PROCEDURAL BACKGROUND

On August 27, 2012, the Court granted in part and denied in part Defendants' Rule 12(b)(6) motion to dismiss Whitted's nine-count Complaint. In particular, the Court dismissed Whitted's state law claims with prejudice due to the Illinois Local Government and Governmental Employees Tort Immunity Act. The Court also dismissed Defendant Cook County Juvenile Detention Center as a Defendant to this lawsuit because it did not have a separate legal existence from the Circuit Court of Cook County. Further, the Court granted Defendants' motion as to Whitted's constitutional claims, but also granted Whitted leave to amend these claims.

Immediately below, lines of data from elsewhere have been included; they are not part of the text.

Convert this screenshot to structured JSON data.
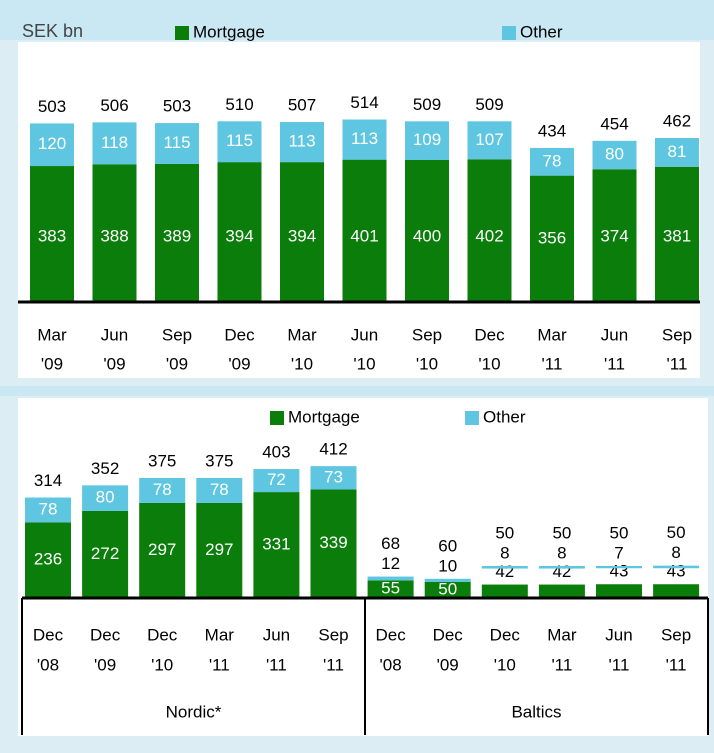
{
  "chart_data": [
    {
      "type": "bar",
      "stacked": true,
      "unit_label": "SEK bn",
      "categories": [
        [
          "Mar",
          "'09"
        ],
        [
          "Jun",
          "'09"
        ],
        [
          "Sep",
          "'09"
        ],
        [
          "Dec",
          "'09"
        ],
        [
          "Mar",
          "'10"
        ],
        [
          "Jun",
          "'10"
        ],
        [
          "Sep",
          "'10"
        ],
        [
          "Dec",
          "'10"
        ],
        [
          "Mar",
          "'11"
        ],
        [
          "Jun",
          "'11"
        ],
        [
          "Sep",
          "'11"
        ]
      ],
      "series": [
        {
          "name": "Mortgage",
          "color": "#0b7d0b",
          "values": [
            383,
            388,
            389,
            394,
            394,
            401,
            400,
            402,
            356,
            374,
            381
          ]
        },
        {
          "name": "Other",
          "color": "#5ec6e0",
          "values": [
            120,
            118,
            115,
            115,
            113,
            113,
            109,
            107,
            78,
            80,
            81
          ]
        }
      ],
      "totals": [
        503,
        506,
        503,
        510,
        507,
        514,
        509,
        509,
        434,
        454,
        462
      ]
    },
    {
      "type": "bar",
      "stacked": true,
      "categories": [
        [
          "Dec",
          "'08"
        ],
        [
          "Dec",
          "'09"
        ],
        [
          "Dec",
          "'10"
        ],
        [
          "Mar",
          "'11"
        ],
        [
          "Jun",
          "'11"
        ],
        [
          "Sep",
          "'11"
        ],
        [
          "Dec",
          "'08"
        ],
        [
          "Dec",
          "'09"
        ],
        [
          "Dec",
          "'10"
        ],
        [
          "Mar",
          "'11"
        ],
        [
          "Jun",
          "'11"
        ],
        [
          "Sep",
          "'11"
        ]
      ],
      "series": [
        {
          "name": "Mortgage",
          "color": "#0b7d0b",
          "values": [
            236,
            272,
            297,
            297,
            331,
            339,
            55,
            50,
            42,
            42,
            43,
            43
          ]
        },
        {
          "name": "Other",
          "color": "#5ec6e0",
          "values": [
            78,
            80,
            78,
            78,
            72,
            73,
            12,
            10,
            8,
            8,
            7,
            8
          ]
        }
      ],
      "totals": [
        314,
        352,
        375,
        375,
        403,
        412,
        68,
        60,
        50,
        50,
        50,
        50
      ],
      "groups": [
        {
          "name": "Nordic*"
        },
        {
          "name": "Baltics"
        }
      ]
    }
  ]
}
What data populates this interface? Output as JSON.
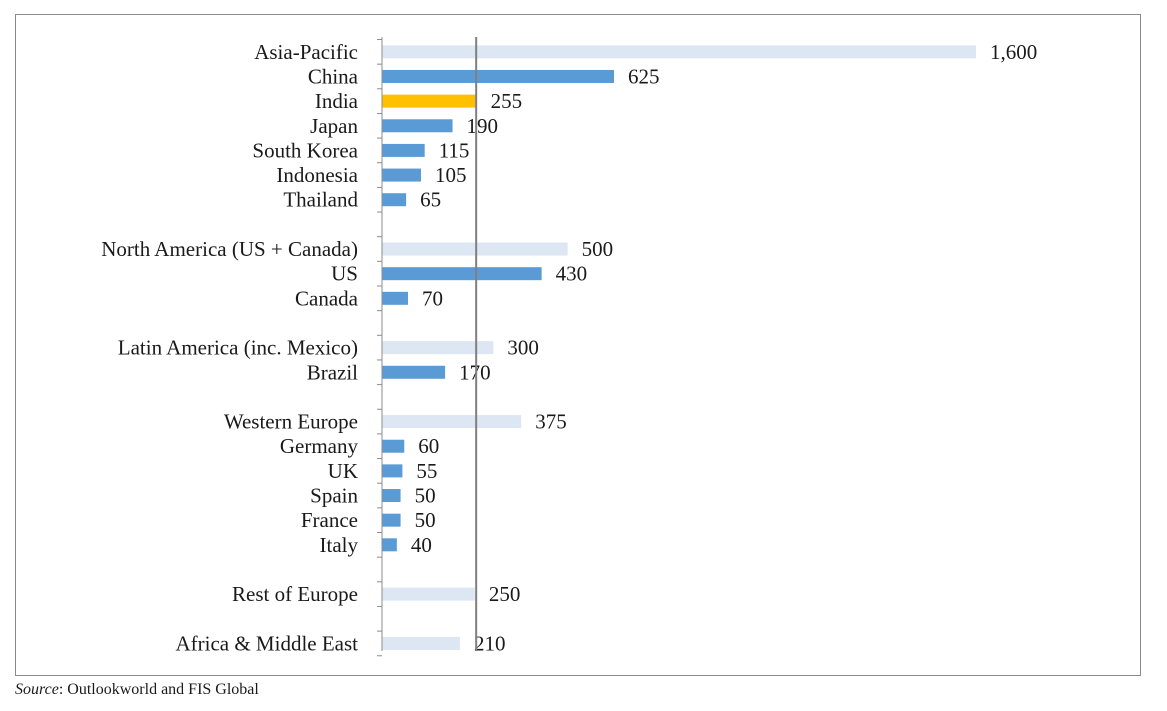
{
  "chart_data": {
    "type": "bar",
    "orientation": "horizontal",
    "categories": [
      "Asia-Pacific",
      "China",
      "India",
      "Japan",
      "South Korea",
      "Indonesia",
      "Thailand",
      "North America (US + Canada)",
      "US",
      "Canada",
      "Latin America (inc. Mexico)",
      "Brazil",
      "Western Europe",
      "Germany",
      "UK",
      "Spain",
      "France",
      "Italy",
      "Rest of Europe",
      "Africa & Middle East"
    ],
    "values": [
      1600,
      625,
      255,
      190,
      115,
      105,
      65,
      500,
      430,
      70,
      300,
      170,
      375,
      60,
      55,
      50,
      50,
      40,
      250,
      210
    ],
    "value_labels": [
      "1,600",
      "625",
      "255",
      "190",
      "115",
      "105",
      "65",
      "500",
      "430",
      "70",
      "300",
      "170",
      "375",
      "60",
      "55",
      "50",
      "50",
      "40",
      "250",
      "210"
    ],
    "kinds": [
      "region",
      "country",
      "highlight",
      "country",
      "country",
      "country",
      "country",
      "region",
      "country",
      "country",
      "region",
      "country",
      "region",
      "country",
      "country",
      "country",
      "country",
      "country",
      "region",
      "region"
    ],
    "group_breaks_after": [
      6,
      9,
      11,
      17,
      18
    ],
    "reference_line_value": 255,
    "xlim": [
      0,
      1600
    ],
    "colors": {
      "region": "#dce7f3",
      "country": "#5b9bd5",
      "highlight": "#ffc000",
      "reference_line": "#7f7f7f",
      "axis": "#8c8c8c"
    },
    "title": "",
    "xlabel": "",
    "ylabel": ""
  },
  "source": {
    "label": "Source",
    "text": ": Outlookworld and FIS Global"
  }
}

On May 3, 2013, the Court granted Defendant Sheriff's Deputies' Rule 12(b)(6) motion to dismiss the Second Amended Complaint because Whitted had failed to identify the individual Defendant Sheriff's Deputies within the applicable limitations period. Further, the Court concluded that equitable tolling did not apply under the circumstances because Whitted had not diligently pursued the identities of the Sheriff's Deputies and had not established that extraordinary circumstances stood in his way.

ANALYSIS

In the present motions to dismiss, Defendants argue that because the Cook County Sheriff's Office it is not a separate legal entity, Whitted has pleaded himself out of court for failing to name the proper Defendant. Indeed, the proper Defendant should be the Cook County Sheriff, Thomas Dart. See Halsey v. Cook County Dep't of Corr., No. 13 C 5975, 2013 WL 4674876, at *1 (N.D. Ill. Aug. 30, 2013) (citing Castillo v. Cook County Mail Room Dep't, 990 F.2d 304, 307 (7th Cir. 1993); Leaks v. Dart, No. 13 C 1262, 2013 WL 2285841, at *1 (N.D. Ill. May 22, 2013).

Nevertheless, throughout this lawsuit, the Court and the parties have relied upon Whitted's assertions and allegations against Sheriff Dart in his official capacity. Moreover, Sheriff Dart has been on notice of this lawsuit since Whitted filed his original Complaint as evidenced by the multiple motions to dismiss brought by the Cook County Sheriff's Office's counsel, namely, the Cook County State's Attorney's Office. Accordingly, the Court will not dismiss this lawsuit based on the parties' oversight as to the proper, suable Defendant to this lawsuit. The Court, in its discretion, grants Whitted leave to amend his allegations to include Defendant Cook County Sheriff Thomas Dart as a Defendant to this lawsuit. See Fed.R.Civ.P. 15(a)(2) ("The court should freely give leave when justice so requires.").